Stick–slip sliding behaviour at the base of a glacier

Abstract

Measurement of basal sliding is an important component in studying the mechanical and hydrological coupling between a glacier and its bed. During the 1992 summer field season we used a “drag spool” to measure sliding at the ice/bed interface of Trapridge Glacier, a small surge-type glacier in the St Elias Mountains, Yukon Territory, Canada. Measured diurnal variations in sliding appear to be correlated to subglacial water pressure fluctuations. In contrast to other observations where peak subglacial water pressure and glacier motion appear to coincide, our data imply that maximum sliding rates coincide with rises in water pressure. If the growth of water-filled cavities at the glacier bed is associated with these pressure increases, then our observations may correspond to numerical results by Iken (1981) which indicate that the largest sliding velocity occurs during cavity growth and not when the steady-state size of cavitation is attained.
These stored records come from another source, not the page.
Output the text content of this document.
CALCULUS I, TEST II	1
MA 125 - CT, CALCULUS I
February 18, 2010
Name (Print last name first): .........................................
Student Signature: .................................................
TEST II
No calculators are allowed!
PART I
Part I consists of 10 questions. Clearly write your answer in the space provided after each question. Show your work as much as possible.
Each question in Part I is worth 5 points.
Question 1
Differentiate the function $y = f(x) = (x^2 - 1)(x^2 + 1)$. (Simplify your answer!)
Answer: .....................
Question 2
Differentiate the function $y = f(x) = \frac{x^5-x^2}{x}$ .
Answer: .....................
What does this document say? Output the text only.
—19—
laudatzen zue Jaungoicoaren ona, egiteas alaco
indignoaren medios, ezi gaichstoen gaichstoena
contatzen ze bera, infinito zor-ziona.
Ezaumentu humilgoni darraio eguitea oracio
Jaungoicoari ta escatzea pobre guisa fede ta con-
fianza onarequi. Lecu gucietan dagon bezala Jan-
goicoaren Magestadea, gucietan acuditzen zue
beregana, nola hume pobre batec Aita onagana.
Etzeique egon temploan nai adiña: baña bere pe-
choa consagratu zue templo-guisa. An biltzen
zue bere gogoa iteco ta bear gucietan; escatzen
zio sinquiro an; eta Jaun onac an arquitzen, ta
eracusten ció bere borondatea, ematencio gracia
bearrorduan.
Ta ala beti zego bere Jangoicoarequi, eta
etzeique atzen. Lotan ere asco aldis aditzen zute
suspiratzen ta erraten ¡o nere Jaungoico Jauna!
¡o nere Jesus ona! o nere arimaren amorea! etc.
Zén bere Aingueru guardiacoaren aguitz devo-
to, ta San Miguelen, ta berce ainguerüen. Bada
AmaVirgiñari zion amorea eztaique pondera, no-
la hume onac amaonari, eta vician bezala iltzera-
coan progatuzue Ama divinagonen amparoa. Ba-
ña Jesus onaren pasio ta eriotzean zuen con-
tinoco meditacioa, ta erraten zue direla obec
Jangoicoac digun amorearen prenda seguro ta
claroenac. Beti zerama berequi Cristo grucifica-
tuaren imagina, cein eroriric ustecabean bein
However, our data suggest the idea that a localized stick–slip relaxation process is at work. As the water pressure rises, a local strain build-up in the ice is released, resulting in a momentary increase in sliding rate; once the finite relaxation has occurred, further rises in water pressure do not produce additional enhancement of basal sliding, and the stick–slip cycle begins again by accumulation of elastic strain. We have developed a theoretical model for the sliding motion of ice over a surface having a basal drag that varies temporally in response to changes in subglacial water pressure. Our model results support the proposed stick–slip sliding process at the glacier base, whereby accumulated elastic strain in the ice is released as the rising water pressure decouples the ice from the bed.